Being the first in the family to attend college is not so easy. There is no one at home to help you and to guide you .You do not always get the support you need there are always people, that doubt you. The people that do believe in you put a tremendous amount of pressure on you because you are the first one to graduate. That is my case. My mother pressures me to go to college while my father doubts I can go to college.

  • English - ,

    One of the problems with your introduction is that you are switching from second person (you) to first person (I). If you are allowed to refer to yourself in your essay, then just change the you's to me's. Write everything in first person. For example, "There was no one at home to help me and to guide me."

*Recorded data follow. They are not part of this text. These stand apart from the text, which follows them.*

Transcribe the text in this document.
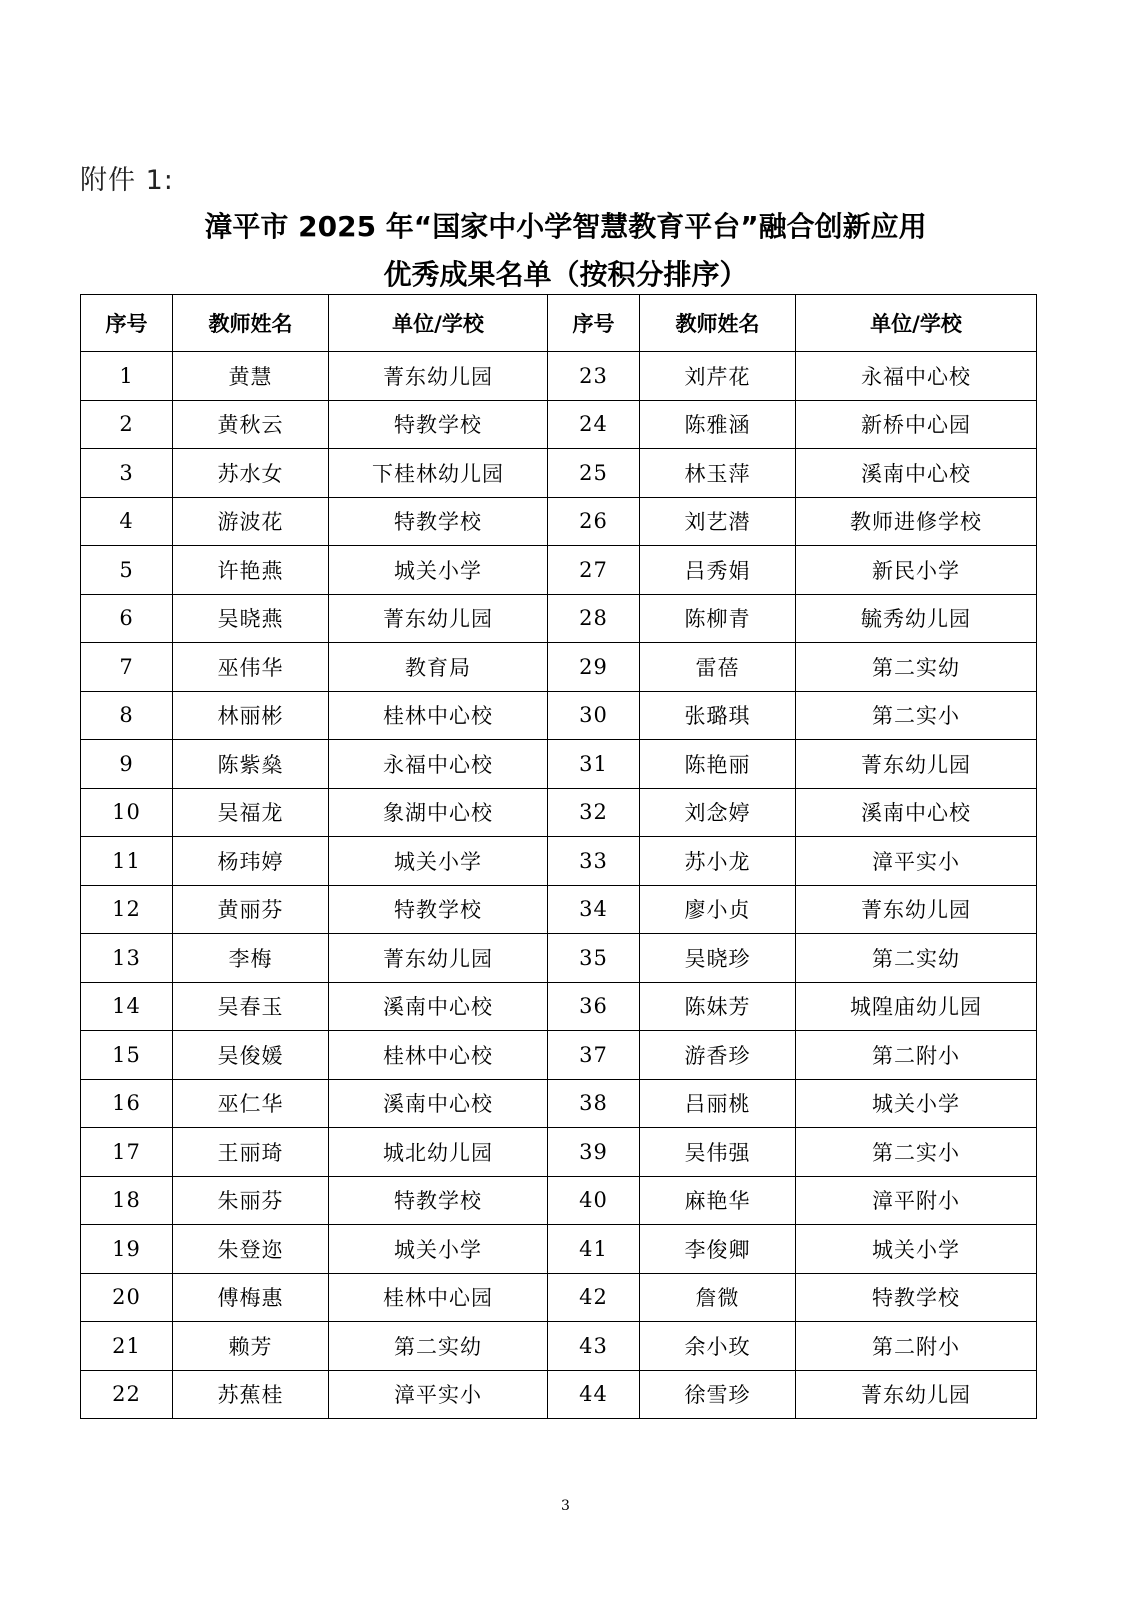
附件 1:
漳平市 2025 年“国家中小学智慧教育平台”融合创新应用
优秀成果名单（按积分排序）
序号	教师姓名	单位/学校	序号	教师姓名	单位/学校
1	黄慧	菁东幼儿园	23	刘芹花	永福中心校
2	黄秋云	特教学校	24	陈雅涵	新桥中心园
3	苏水女	下桂林幼儿园	25	林玉萍	溪南中心校
4	游波花	特教学校	26	刘艺潜	教师进修学校
5	许艳燕	城关小学	27	吕秀娟	新民小学
6	吴晓燕	菁东幼儿园	28	陈柳青	毓秀幼儿园
7	巫伟华	教育局	29	雷蓓	第二实幼
8	林丽彬	桂林中心校	30	张璐琪	第二实小
9	陈紫燊	永福中心校	31	陈艳丽	菁东幼儿园
10	吴福龙	象湖中心校	32	刘念婷	溪南中心校
11	杨玮婷	城关小学	33	苏小龙	漳平实小
12	黄丽芬	特教学校	34	廖小贞	菁东幼儿园
13	李梅	菁东幼儿园	35	吴晓珍	第二实幼
14	吴春玉	溪南中心校	36	陈妹芳	城隍庙幼儿园
15	吴俊媛	桂林中心校	37	游香珍	第二附小
16	巫仁华	溪南中心校	38	吕丽桃	城关小学
17	王丽琦	城北幼儿园	39	吴伟强	第二实小
18	朱丽芬	特教学校	40	麻艳华	漳平附小
19	朱登迩	城关小学	41	李俊卿	城关小学
20	傅梅惠	桂林中心园	42	詹微	特教学校
21	赖芳	第二实幼	43	余小玫	第二附小
22	苏蕉桂	漳平实小	44	徐雪珍	菁东幼儿园
3
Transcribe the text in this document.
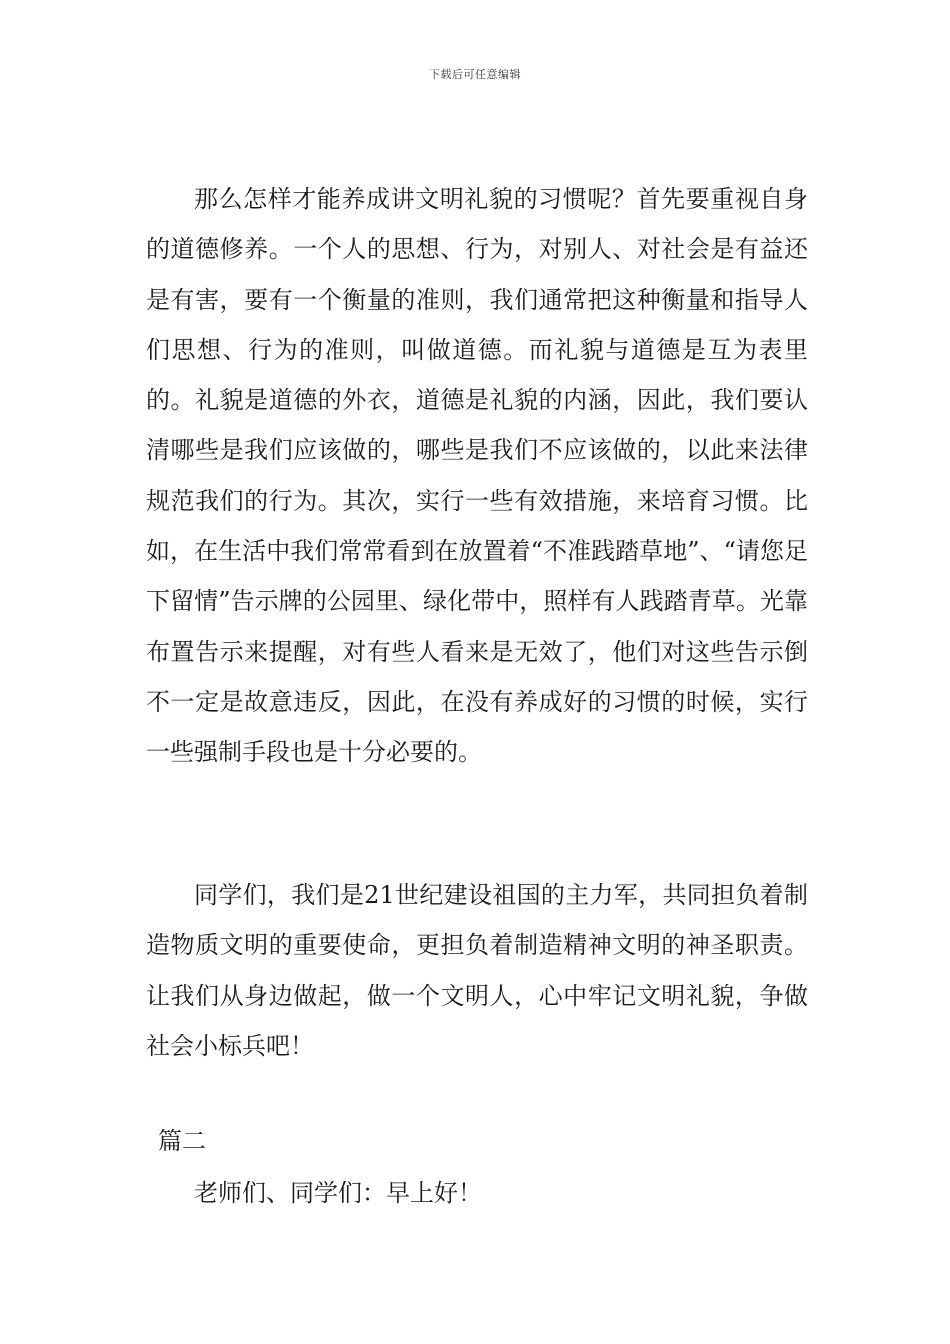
下载后可任意编辑

那么怎样才能养成讲文明礼貌的习惯呢？首先要重视自身的道德修养。一个人的思想、行为，对别人、对社会是有益还是有害，要有一个衡量的准则，我们通常把这种衡量和指导人们思想、行为的准则，叫做道德。而礼貌与道德是互为表里的。礼貌是道德的外衣，道德是礼貌的内涵，因此，我们要认清哪些是我们应该做的，哪些是我们不应该做的，以此来法律规范我们的行为。其次，实行一些有效措施，来培育习惯。比如，在生活中我们常常看到在放置着“不准践踏草地”、“请您足下留情”告示牌的公园里、绿化带中，照样有人践踏青草。光靠布置告示来提醒，对有些人看来是无效了，他们对这些告示倒不一定是故意违反，因此，在没有养成好的习惯的时候，实行一些强制手段也是十分必要的。

同学们，我们是21世纪建设祖国的主力军，共同担负着制造物质文明的重要使命，更担负着制造精神文明的神圣职责。让我们从身边做起，做一个文明人，心中牢记文明礼貌，争做社会小标兵吧！

篇二
老师们、同学们：早上好！
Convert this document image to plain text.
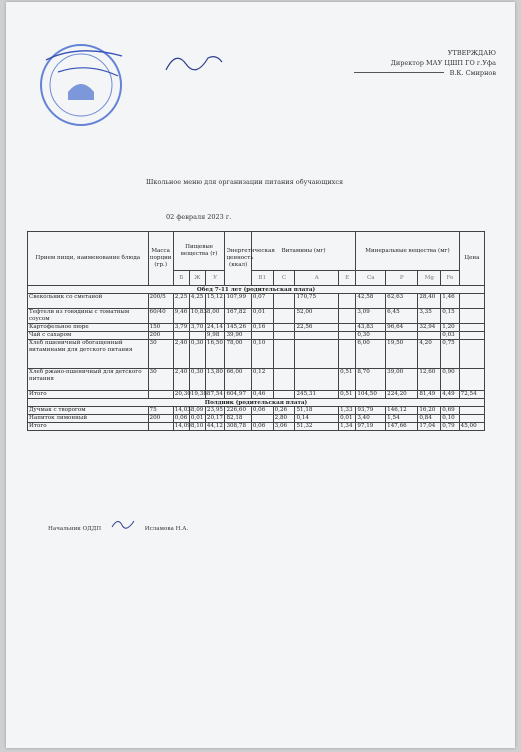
УТВЕРЖДАЮ
Директор МАУ ЦШП ГО г.Уфа
В.К. Смирнов
Школьное меню для организации питания обучающихся
02 февраля 2023 г.
Прием пищи, наименование блюда	Масса порции (гр.)	Пищевые вещества (г)			Энергетическая ценность (ккал)	Витамины (мг)				Минеральные вещества (мг)				Цена
		Б	Ж	У		B1	C	A	E	Ca	P	Mg	Fe	
Обед 7-11 лет (родительская плата)														
Свекольник со сметаной	200/5	2,25	4,25	15,12	107,99	0,07		170,75		42,58	62,63	28,40	1,46	
Тефтели из говядины с томатным соусом	60/40	9,46	10,83	8,00	167,82	0,01		52,00		3,09	6,45	3,35	0,15	
Картофельное пюре	150	3,79	3,70	24,14	145,26	0,16		22,56		43,83	96,64	32,94	1,20	
Чай с сахаром	200			9,98	39,90					0,30			0,03	
Хлеб пшеничный обогащенный витаминами для детского питания	30	2,40	0,30	16,50	78,00	0,10				6,00	19,50	4,20	0,75	
Хлеб ржано-пшеничный для детского питания	30	2,40	0,30	13,80	66,00	0,12			0,51	8,70	39,00	12,60	0,90	
Итого		20,30	19,38	87,54	604,97	0,46		245,31	0,51	104,50	224,20	81,49	4,49	72,54
Полдник (родительская плата)														
Дучмак с творогом	75	14,03	8,09	23,95	226,60	0,06	0,26	51,18	1,33	93,79	146,12	16,20	0,69	
Напиток лимонный	200	0,06	0,01	20,17	82,18		2,80	0,14	0,01	3,40	1,54	0,84	0,10	
Итого		14,09	8,10	44,12	308,78	0,06	3,06	51,32	1,34	97,19	147,66	17,04	0,79	45,00
Начальник ОДДП	Исламова Н.А.
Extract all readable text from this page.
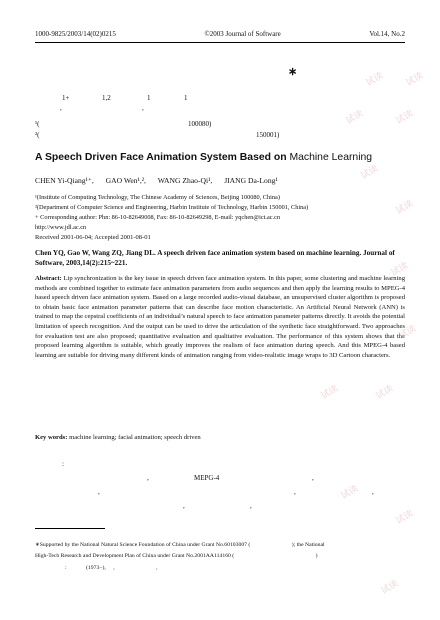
1000-9825/2003/14(02)0215	©2003 Journal of Software	Vol.14, No.2
∗
1+	1,2	1	1
,	,
¹(	100080)
²(	150001)
A Speech Driven Face Animation System Based on Machine Learning
CHEN Yi-Qiang¹⁺, GAO Wen¹,², WANG Zhao-Qi¹, JIANG Da-Long¹
¹(Institute of Computing Technology, The Chinese Academy of Sciences, Beijing 100080, China)
²(Department of Computer Science and Engineering, Harbin Institute of Technology, Harbin 150001, China)
+ Corresponding author: Phn: 86-10-82649008, Fax: 86-10-82649298, E-mail: yqchen@ict.ac.cn
http://www.jdl.ac.cn
Received 2001-06-04; Accepted 2001-08-01
Chen YQ, Gao W, Wang ZQ, Jiang DL. A speech driven face animation system based on machine learning. Journal of Software, 2003,14(2):215~221.
Abstract: Lip synchronization is the key issue in speech driven face animation system. In this paper, some clustering and machine learning methods are combined together to estimate face animation parameters from audio sequences and then apply the learning results to MPEG-4 based speech driven face animation system. Based on a large recorded audio-visual database, an unsupervised cluster algorithm is proposed to obtain basic face animation parameter patterns that can describe face motion characteristic. An Artificial Neural Network (ANN) is trained to map the cepstral coefficients of an individual’s natural speech to face animation parameter patterns directly. It avoids the potential limitation of speech recognition. And the output can be used to drive the articulation of the synthetic face straightforward. Two approaches for evaluation test are also proposed; quantitative evaluation and qualitative evaluation. The performance of this system shows that the proposed learning algorithm is suitable, which greatly improves the realism of face animation during speech. And this MPEG-4 based learning are suitable for driving many different kinds of animation ranging from video-realistic image wraps to 3D Cartoon characters.
Key words: machine learning; facial animation; speech driven
:
,	MEPG-4	,
,	,	,
,	,
∗Supported by the National Natural Science Foundation of China under Grant No.60103007 (	); the National
High-Tech Research and Development Plan of China under Grant No.2001AA114160 (	)
:	(1973−), ,	,
试读 试读
试读	试读
试读
试读
试读
试读
试读	试读
试读
试读
试读
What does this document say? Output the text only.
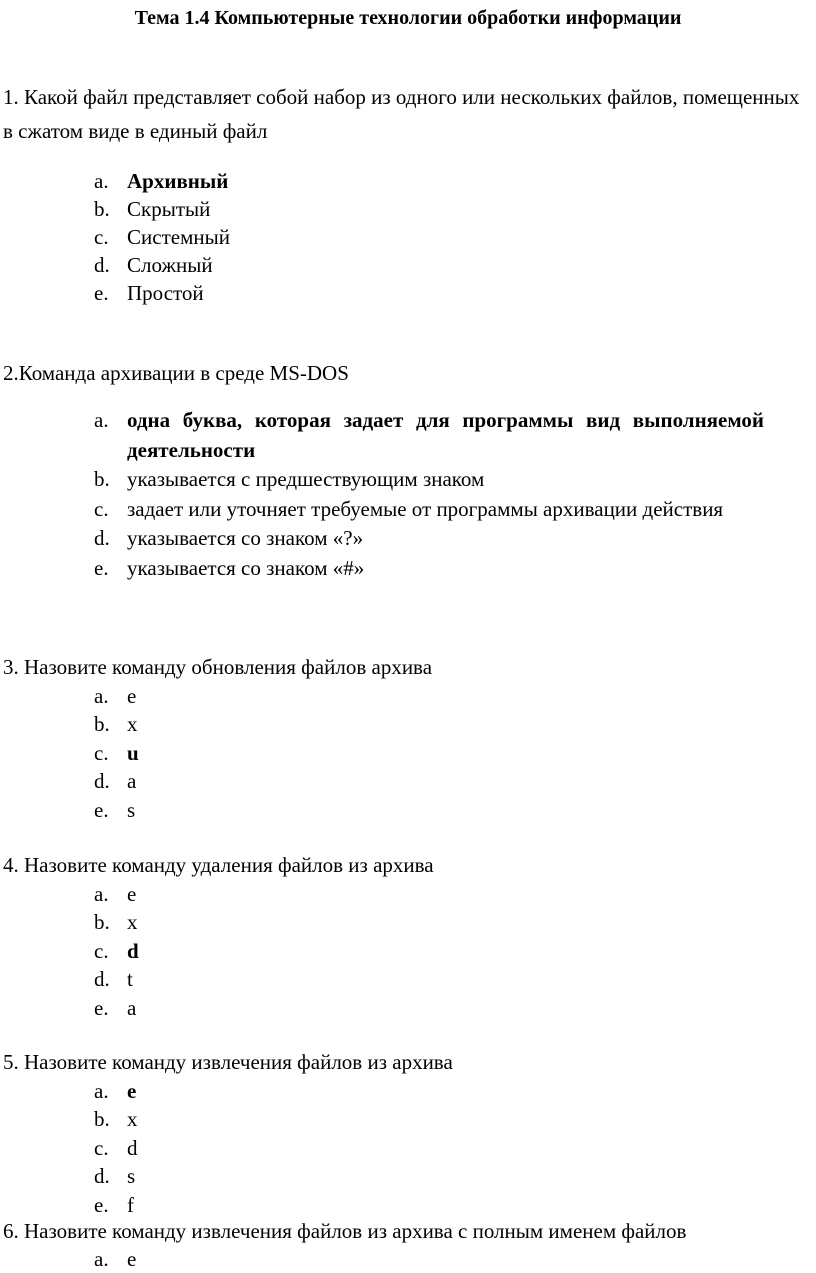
Тема 1.4 Компьютерные технологии обработки информации

1. Какой файл представляет собой набор из одного или нескольких файлов, помещенных в сжатом виде в единый файл

a. Архивный
b. Скрытый
c. Системный
d. Сложный
e. Простой

2.Команда архивации в среде MS-DOS

a. одна буква, которая задает для программы вид выполняемой деятельности
b. указывается с предшествующим знаком
c. задает или уточняет требуемые от программы архивации действия
d. указывается со знаком «?»
e. указывается со знаком «#»

3. Назовите команду обновления файлов архива

a. e
b. x
c. u
d. a
e. s

4. Назовите команду удаления файлов из архива

a. e
b. x
c. d
d. t
e. a

5. Назовите команду извлечения файлов из архива

a. e
b. x
c. d
d. s
e. f

6. Назовите команду извлечения файлов из архива с полным именем файлов

a. e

    If you want to revise the paragraph with that information, then I'll be glad to look over it.

  • English - ,

    thanks can you check it now
    Being the first in my family to attend college is not so easy. There has never been anyone at home to help or to guide me .I did not always get the support I needed, there was and is people, that doubt me. My mother put a tremendous amount pressures me to go to college while my father doubts I can go to college.

  • can you check it now - ,

    Thanks
    Being the first in my family to attend college is not so easy. There has never been anyone at home to help or to guide me .I did not always get the support I needed, there was and is people, that doubt me. My mother put a tremendous amount pressures me to go to college while my father doubts I can go to college.

  • English - ,

    The first two sentences are good. I would change the others just a little bit like this...

    I did not always get the support I needed, as there were and still are people that doubt me. My mother put a tremendous amount of pressure on me to go to college, while my father doubted I could go to college.

    The end of the last sentence could be better. You may want to include why your father doubted you, like "doubted I had the intelligence to go to college" or something.